Saturday, March 7, 2009

Social Media DJ for Corporations

When I starting spinning up my internal dialogue and musings on the social media/networking facility in corporate communications, relationships, marketing and branding, I came up with the metaphor that helped me personally frame the way I think that organization's should approach the subject: A social media DJ. As I was expanding my footprint beyond the basic networks like Facebook, Linkedin, Twitter, etc., I recognized that although the core of my message has threads across all of these spaces, that I was definitely tailoring it contingent upon the venue. I started reflecting (reminiscing) that what I was doing was in terms of picking and choosing content and ordering depending upon the network, was akin to creating mix tapes in college and today burning CD's from playlists in my ITunes library. I was using the same fundamental content or songs, to create new footprints (playlists) that would appeal to different audiences. Rather than exposing myself to claims that I suffer from a form of multiple-personality disorder, I posit that because I am presenting similar content just in different ways, I am actually acting out a virtual DJ role: looking at my life's personal and professional song list and ordering and styling it for each context.

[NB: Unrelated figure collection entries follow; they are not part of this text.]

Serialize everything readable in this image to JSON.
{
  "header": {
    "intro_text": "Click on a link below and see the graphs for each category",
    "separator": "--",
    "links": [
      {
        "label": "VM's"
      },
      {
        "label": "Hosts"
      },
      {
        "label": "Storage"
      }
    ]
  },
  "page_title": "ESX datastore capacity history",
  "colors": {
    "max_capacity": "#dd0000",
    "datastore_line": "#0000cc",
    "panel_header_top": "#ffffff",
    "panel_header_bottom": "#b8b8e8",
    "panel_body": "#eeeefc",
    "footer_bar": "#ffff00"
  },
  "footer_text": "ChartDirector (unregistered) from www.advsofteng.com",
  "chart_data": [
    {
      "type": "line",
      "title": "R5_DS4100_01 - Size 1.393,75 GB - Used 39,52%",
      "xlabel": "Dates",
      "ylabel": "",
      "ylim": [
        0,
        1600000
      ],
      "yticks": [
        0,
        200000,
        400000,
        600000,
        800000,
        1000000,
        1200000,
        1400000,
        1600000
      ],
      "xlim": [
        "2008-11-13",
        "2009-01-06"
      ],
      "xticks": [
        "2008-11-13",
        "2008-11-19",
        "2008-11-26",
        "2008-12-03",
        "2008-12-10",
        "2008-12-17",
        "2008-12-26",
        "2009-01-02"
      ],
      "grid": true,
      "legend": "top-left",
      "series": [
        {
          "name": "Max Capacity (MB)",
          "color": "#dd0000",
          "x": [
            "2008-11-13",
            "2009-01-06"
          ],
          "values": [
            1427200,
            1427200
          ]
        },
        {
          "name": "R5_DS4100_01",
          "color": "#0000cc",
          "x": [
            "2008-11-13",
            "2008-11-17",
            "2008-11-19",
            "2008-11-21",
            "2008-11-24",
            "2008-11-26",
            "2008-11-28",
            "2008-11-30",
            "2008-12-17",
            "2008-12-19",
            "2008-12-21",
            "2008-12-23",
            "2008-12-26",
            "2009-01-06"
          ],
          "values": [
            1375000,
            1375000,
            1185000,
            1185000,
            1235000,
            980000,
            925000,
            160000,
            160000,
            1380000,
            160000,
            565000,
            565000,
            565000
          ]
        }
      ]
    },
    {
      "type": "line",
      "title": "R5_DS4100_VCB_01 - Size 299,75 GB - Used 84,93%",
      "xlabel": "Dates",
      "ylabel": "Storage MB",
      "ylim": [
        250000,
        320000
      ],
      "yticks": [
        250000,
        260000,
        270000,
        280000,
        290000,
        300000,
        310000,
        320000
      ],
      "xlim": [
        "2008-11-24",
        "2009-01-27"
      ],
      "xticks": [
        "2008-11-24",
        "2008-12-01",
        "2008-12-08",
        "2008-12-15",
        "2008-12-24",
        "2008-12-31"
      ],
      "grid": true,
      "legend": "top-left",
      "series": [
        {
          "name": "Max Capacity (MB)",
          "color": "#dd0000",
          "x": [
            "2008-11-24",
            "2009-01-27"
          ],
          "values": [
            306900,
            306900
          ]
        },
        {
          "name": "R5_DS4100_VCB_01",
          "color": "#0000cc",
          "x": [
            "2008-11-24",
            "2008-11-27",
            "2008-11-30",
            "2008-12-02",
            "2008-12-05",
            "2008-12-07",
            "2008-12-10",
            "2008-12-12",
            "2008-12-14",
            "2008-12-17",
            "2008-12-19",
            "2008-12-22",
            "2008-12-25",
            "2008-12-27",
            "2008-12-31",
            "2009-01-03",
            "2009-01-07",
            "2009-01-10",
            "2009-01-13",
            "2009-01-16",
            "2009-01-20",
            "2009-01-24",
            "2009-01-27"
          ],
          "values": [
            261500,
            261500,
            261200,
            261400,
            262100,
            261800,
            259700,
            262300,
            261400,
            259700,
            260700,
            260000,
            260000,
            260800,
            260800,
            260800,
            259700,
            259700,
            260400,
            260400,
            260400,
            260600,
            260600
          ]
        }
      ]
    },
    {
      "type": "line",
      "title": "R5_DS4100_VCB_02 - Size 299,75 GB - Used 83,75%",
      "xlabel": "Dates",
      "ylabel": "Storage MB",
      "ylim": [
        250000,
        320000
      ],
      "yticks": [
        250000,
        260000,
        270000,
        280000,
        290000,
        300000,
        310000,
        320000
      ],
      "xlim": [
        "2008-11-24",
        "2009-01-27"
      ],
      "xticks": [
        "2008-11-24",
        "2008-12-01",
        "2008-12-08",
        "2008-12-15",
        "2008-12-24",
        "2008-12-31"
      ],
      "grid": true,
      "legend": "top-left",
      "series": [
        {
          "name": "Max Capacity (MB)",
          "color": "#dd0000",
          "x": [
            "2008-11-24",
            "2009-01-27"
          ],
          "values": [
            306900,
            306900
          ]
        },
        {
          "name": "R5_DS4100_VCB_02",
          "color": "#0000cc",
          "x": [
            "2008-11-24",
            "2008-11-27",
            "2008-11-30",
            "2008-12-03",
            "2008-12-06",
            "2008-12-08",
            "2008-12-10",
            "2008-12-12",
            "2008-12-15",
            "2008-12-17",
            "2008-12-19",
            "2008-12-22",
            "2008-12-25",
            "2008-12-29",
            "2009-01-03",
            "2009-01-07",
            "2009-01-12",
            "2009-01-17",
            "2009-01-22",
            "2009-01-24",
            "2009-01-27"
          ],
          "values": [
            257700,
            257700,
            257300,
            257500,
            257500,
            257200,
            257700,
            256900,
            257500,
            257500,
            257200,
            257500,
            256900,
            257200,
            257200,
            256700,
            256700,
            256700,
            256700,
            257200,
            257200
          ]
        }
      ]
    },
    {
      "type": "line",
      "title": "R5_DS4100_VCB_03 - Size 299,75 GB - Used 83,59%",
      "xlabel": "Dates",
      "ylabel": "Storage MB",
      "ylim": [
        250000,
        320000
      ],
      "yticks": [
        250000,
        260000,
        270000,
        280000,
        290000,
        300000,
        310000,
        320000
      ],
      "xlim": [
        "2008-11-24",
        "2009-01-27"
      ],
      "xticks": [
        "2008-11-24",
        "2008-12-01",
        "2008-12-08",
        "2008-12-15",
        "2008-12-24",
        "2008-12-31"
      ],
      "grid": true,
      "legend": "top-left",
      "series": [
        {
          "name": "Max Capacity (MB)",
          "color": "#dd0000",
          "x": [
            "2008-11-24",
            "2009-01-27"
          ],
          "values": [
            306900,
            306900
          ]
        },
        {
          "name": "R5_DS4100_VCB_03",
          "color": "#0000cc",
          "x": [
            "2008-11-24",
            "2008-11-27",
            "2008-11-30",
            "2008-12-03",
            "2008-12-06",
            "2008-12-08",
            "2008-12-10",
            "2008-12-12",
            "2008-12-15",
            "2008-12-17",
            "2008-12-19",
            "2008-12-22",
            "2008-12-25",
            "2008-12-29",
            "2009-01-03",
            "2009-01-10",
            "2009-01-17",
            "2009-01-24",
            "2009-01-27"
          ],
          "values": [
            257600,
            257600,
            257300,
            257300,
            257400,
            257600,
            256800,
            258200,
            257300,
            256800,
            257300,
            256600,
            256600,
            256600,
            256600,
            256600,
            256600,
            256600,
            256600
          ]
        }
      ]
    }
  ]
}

For those you who have been the victims of my evangelism for my metaphor (and might still be raising their eyebrows), I challenge you to review your own profiles across your networks and ask yourselves if they are completely dissimilar or whether they reflect a core message that has just been spun in slightly different ways? From there, I challenge you to reflect on corporate messaging and whether or not the true objective is for marketing and sales to "play" the same songs but edit the length, fade-ins and outs, and order to fit the sales cycle, prospect profile, and particular solutions you are pitching.

I believe that we can quite quickly come to the conclusion that the viral nature of social networks, the facile way that they enable us to quickly select content from a library and "templatize" for a Facebook, Twitter, Linkedin, blog, comment on a blog, etc. are precisely the role of a DJ with Web 2.0 expertise.

Have you come full-circle with me? Rock on colleagues, rock on.